How potential bullpen exodus could create big need for Sox


Evan Marshall is reportedly slated for Tommy John surgery, according to The Athletic, likely painting him out of the Chicago White Sox' bullpen picture for 2022.

That might not register too highly on the offseason Richter scale for a lot of White Sox fans, who despite Marshall's late-season effort to get healthy enough to pitch in the playoffs couldn't forget about the 5.60 ERA he posted in 27 appearances during the first half of the regular season.

But Marshall might not end up the only arm plucked out of the South Side bullpen for next season, and it's quite possible Rick Hahn's front office could be staring at a winter in which relief help is a major need.

RELATED: How Sox could add to starting rotation this winter

Obviously, the team spent big on a closer last offseason, giving a huge free-agent payday to Liam Hendriks, who showed he was worth the investment with a dazzling All-Star season in 2021, one that ended with American League Reliever of the Month honors in September, even if it didn't end with him blowing away the Houston Astros in critical October appearances.

The team also tried to bolster the bullpen with a trade-deadline splash for Craig Kimbrel, but that didn't work out, Kimbrel struggling in an unfamiliar setup role. Part of the allure of bringing Kimbrel aboard — and part of what eased the blow of sending Nick Madrigal and Codi Heuer to the North Side in return — was the 2022 option on Kimbrel's contract. But after a couple months of clunky performances and woeful results, it wouldn't surprise to see Kimbrel ousted from next season's relief corps, whether by the White Sox declining the option or as USA Today's Bob Nightengale outlined, picking up the option and finding Kimbrel a new home via trade.

That's two back-end relief arms possibly gone, then. But wait there's more.

Ryan Tepera was the more successful of the two relievers acquired from the Chicago Cubs at the deadline. He pitched very well in a setup/back-end role and would figure to be well equipped to take on a similar role next season. But Tepera is heading to free agency, where good, back-end relievers are always a hot commodity. Even after his "sketchy stuff" comments riled up the Astros ahead of a 10-1 thumping in Game 4 of the AL Division Series, the White Sox would be wise to try to lock Tepera into their plans for 2022. But who knows who else will come calling, making for another potential departure.

Then there's Michael Kopech, who had a fine season as a reliever after returning from a two-year absence from the major league mound. For much of the campaign, he was one of Tony La Russa's most reliable relief arms, flashing an ability to take on multiple roles, either as a multi-inning weapon or a late-inning option.

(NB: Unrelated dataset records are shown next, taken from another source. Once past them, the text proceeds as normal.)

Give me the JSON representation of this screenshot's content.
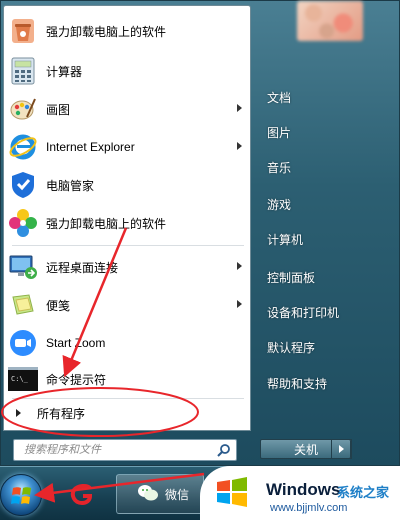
{
  "left_pane": {
    "programs": [
      {
        "label": "强力卸载电脑上的软件",
        "icon": "uninstall-icon",
        "submenu": false
      },
      {
        "label": "计算器",
        "icon": "calculator-icon",
        "submenu": false
      },
      {
        "label": "画图",
        "icon": "paint-icon",
        "submenu": true
      },
      {
        "label": "Internet Explorer",
        "icon": "internet-explorer-icon",
        "submenu": true
      },
      {
        "label": "电脑管家",
        "icon": "pc-manager-icon",
        "submenu": false
      },
      {
        "label": "强力卸载电脑上的软件",
        "icon": "colorful-flower-icon",
        "submenu": false
      },
      {
        "label": "远程桌面连接",
        "icon": "remote-desktop-icon",
        "submenu": true
      },
      {
        "label": "便笺",
        "icon": "sticky-notes-icon",
        "submenu": true
      },
      {
        "label": "Start Zoom",
        "icon": "zoom-icon",
        "submenu": false
      },
      {
        "label": "命令提示符",
        "icon": "cmd-icon",
        "submenu": false
      }
    ],
    "all_programs_label": "所有程序",
    "search_placeholder": "搜索程序和文件"
  },
  "right_pane": {
    "items": [
      "文档",
      "图片",
      "音乐",
      "游戏",
      "计算机",
      "控制面板",
      "设备和打印机",
      "默认程序",
      "帮助和支持"
    ],
    "shutdown_label": "关机"
  },
  "taskbar": {
    "wechat_label": "微信"
  },
  "watermark": {
    "brand": "Windows",
    "cn": "系统之家",
    "url": "www.bjjmlv.com"
  },
  "colors": {
    "annotation_red": "#e8262b",
    "menu_right_bg": "#2c5f72",
    "watermark_blue": "#1e7fc7"
  }
}
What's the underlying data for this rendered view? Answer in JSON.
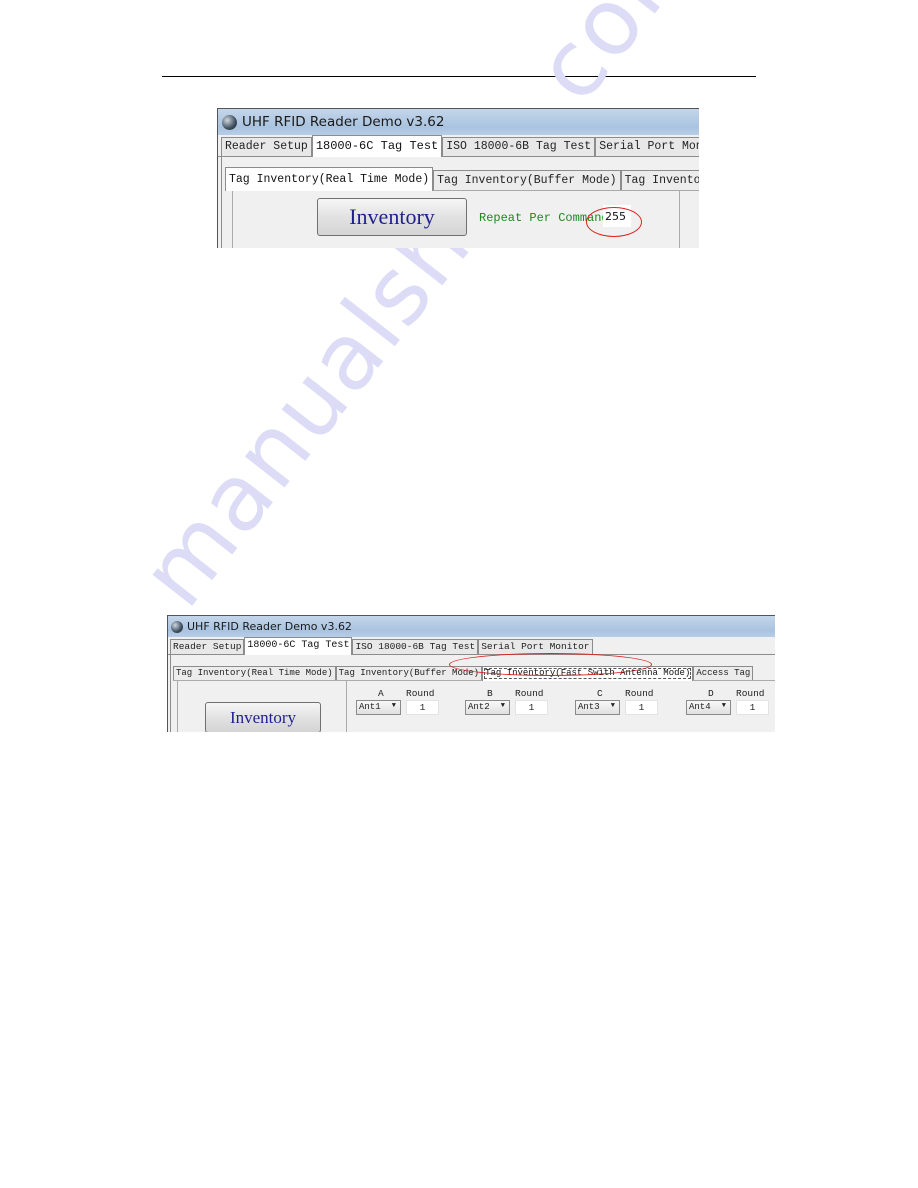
{
  "watermark": "manualshive.com",
  "screenshot_1": {
    "window_title": "UHF RFID Reader Demo v3.62",
    "main_tabs": [
      {
        "label": "Reader Setup",
        "active": false
      },
      {
        "label": "18000-6C Tag Test",
        "active": true
      },
      {
        "label": "ISO 18000-6B Tag Test",
        "active": false
      },
      {
        "label": "Serial Port Monitor",
        "active": false
      }
    ],
    "sub_tabs": [
      {
        "label": "Tag Inventory(Real Time Mode)",
        "active": true
      },
      {
        "label": "Tag Inventory(Buffer Mode)",
        "active": false
      },
      {
        "label": "Tag Inventory(Fas",
        "active": false
      }
    ],
    "inventory_button": "Inventory",
    "repeat_label": "Repeat Per Command",
    "repeat_value": "255",
    "annotation_color": "#d22222"
  },
  "screenshot_2": {
    "window_title": "UHF RFID Reader Demo v3.62",
    "main_tabs": [
      {
        "label": "Reader Setup",
        "active": false
      },
      {
        "label": "18000-6C Tag Test",
        "active": true
      },
      {
        "label": "ISO 18000-6B Tag Test",
        "active": false
      },
      {
        "label": "Serial Port Monitor",
        "active": false
      }
    ],
    "sub_tabs": [
      {
        "label": "Tag Inventory(Real Time Mode)",
        "active": false
      },
      {
        "label": "Tag Inventory(Buffer Mode)",
        "active": false
      },
      {
        "label": "Tag Inventory(Fast Swith Antenna Mode)",
        "active": true
      },
      {
        "label": "Access Tag",
        "active": false
      }
    ],
    "inventory_button": "Inventory",
    "round_label": "Round",
    "antennas": [
      {
        "letter": "A",
        "selected": "Ant1",
        "round": "1"
      },
      {
        "letter": "B",
        "selected": "Ant2",
        "round": "1"
      },
      {
        "letter": "C",
        "selected": "Ant3",
        "round": "1"
      },
      {
        "letter": "D",
        "selected": "Ant4",
        "round": "1"
      }
    ],
    "dropdown_arrow": "▼"
  }
}
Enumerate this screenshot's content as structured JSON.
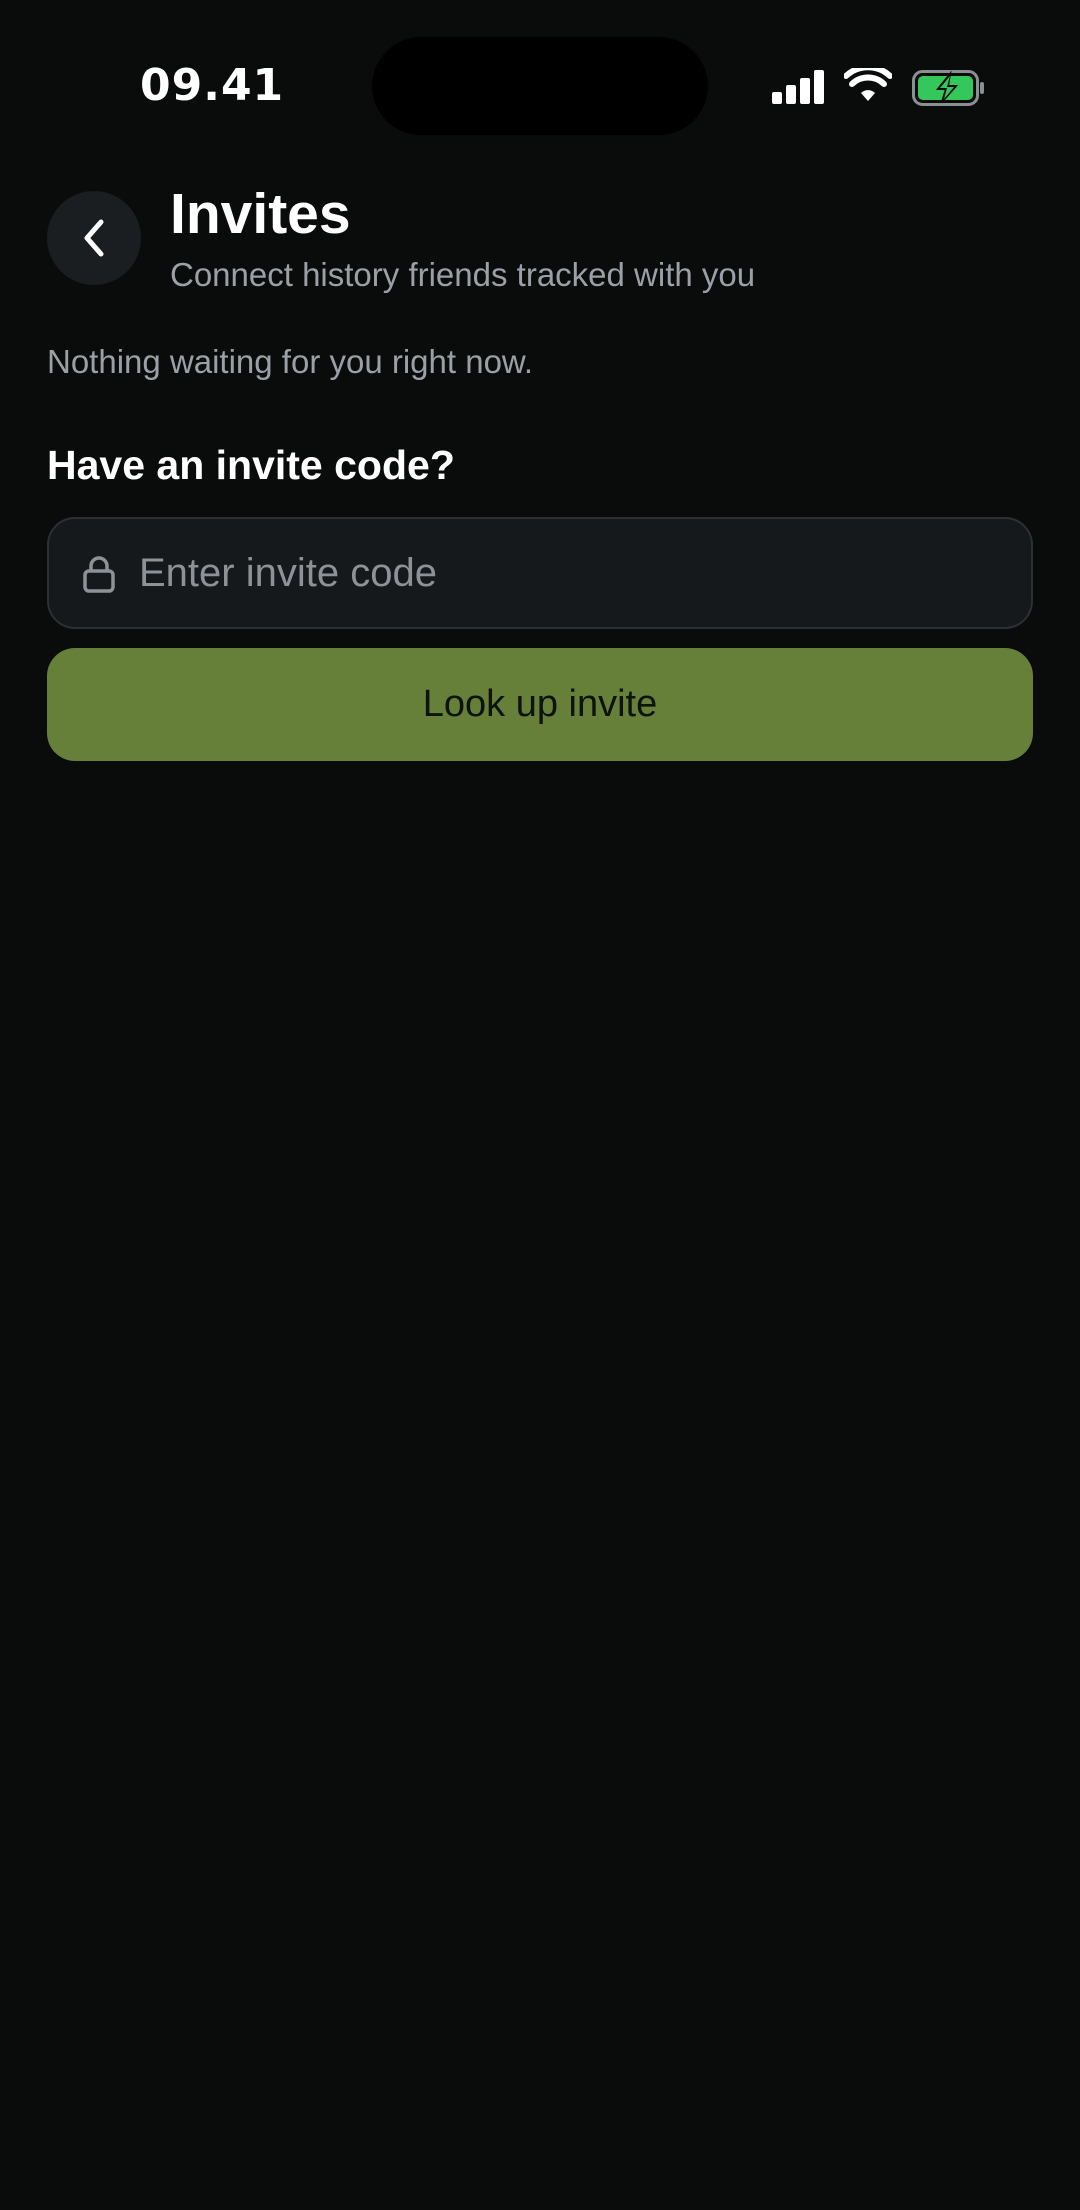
{
  "status_bar": {
    "time": "09.41",
    "icons": [
      "signal-icon",
      "wifi-icon",
      "battery-charging-icon"
    ],
    "battery_color": "#34c759"
  },
  "header": {
    "back_icon": "chevron-left-icon",
    "title": "Invites",
    "subtitle": "Connect history friends tracked with you"
  },
  "main": {
    "empty_message": "Nothing waiting for you right now.",
    "invite_section": {
      "heading": "Have an invite code?",
      "input": {
        "icon": "lock-icon",
        "value": "",
        "placeholder": "Enter invite code"
      },
      "button_label": "Look up invite"
    }
  },
  "colors": {
    "background": "#0a0c0c",
    "accent_button": "#66803a",
    "input_background": "#15191c",
    "muted_text": "#9aa0a6"
  }
}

Kopech's year wasn't all sunshine and lollipops, though, as he owned a 6.43 ERA from the trade deadline on and gave up three runs in each of his two appearances in the ALDS. All the same, Kopech has been forecasted to make the jump to the White Sox rotation since last spring, and unless Hahn & Co. want to dramatically reshape that group after a disappointing postseason, that's the likely spot for Kopech in 2022.

A similar, though longer term plan exists for Garrett Crochet, too, who's expected to be a major league starting pitcher eventually. He was one of La Russa's more called on arms out of the 'pen late in the season, making his relief appearance in Game 2 against the Astros unsurprising, even if it caused a ton of fan consternation. When will the transition begin for Crochet? Good question. Considering he's had literally zero minor league experience, it would make sense that the White Sox would want to get him up to starting speed there before throwing him into a big league rotation that plans on contending for some time. The timing of that move could prove interesting, making it a bit of a question mark whether Crochet will be back in the major league 'pen next season.

Add it all up, and that's potentially a ton of departures from the South Side relief corps.

Hendriks and setup-man supreme Aaron Bummer aren't going anywhere. Reynaldo López would seem a strong candidate to return in the long-man/starting-depth role he flourished in this past season. But if all these relievers or any combination of them are no longer options in the bullpen, for one reason or another, Hahn could have some work to do in stocking a 'pen that was viewed as such a strength and source of depth before and throughout the 2021 season.

It could mean expanded roles for already-present arms like José Ruiz, Ryan Burr, Jace Fry and Jimmy Cordero, the latter of which didn't pitch in 2021 while recovering from Tommy John surgery.

Or it could mean a trip to baseball's supermarket, where free-agent shopping could mean a long look at shelves stocked with available relievers. The list is a long one, so there's not much use targeting individuals this early in the game, as is the case at other positions, perhaps. Certainly the White Sox have their own wish list.

But the point is that with a hole at second base, a possible opportunity to add in right field and fans clamoring for change in the starting rotation, the bullpen could be as great a need as any for the White Sox, adding more to Hahn's offseason work, which has started much earlier than he and the team hoped it would.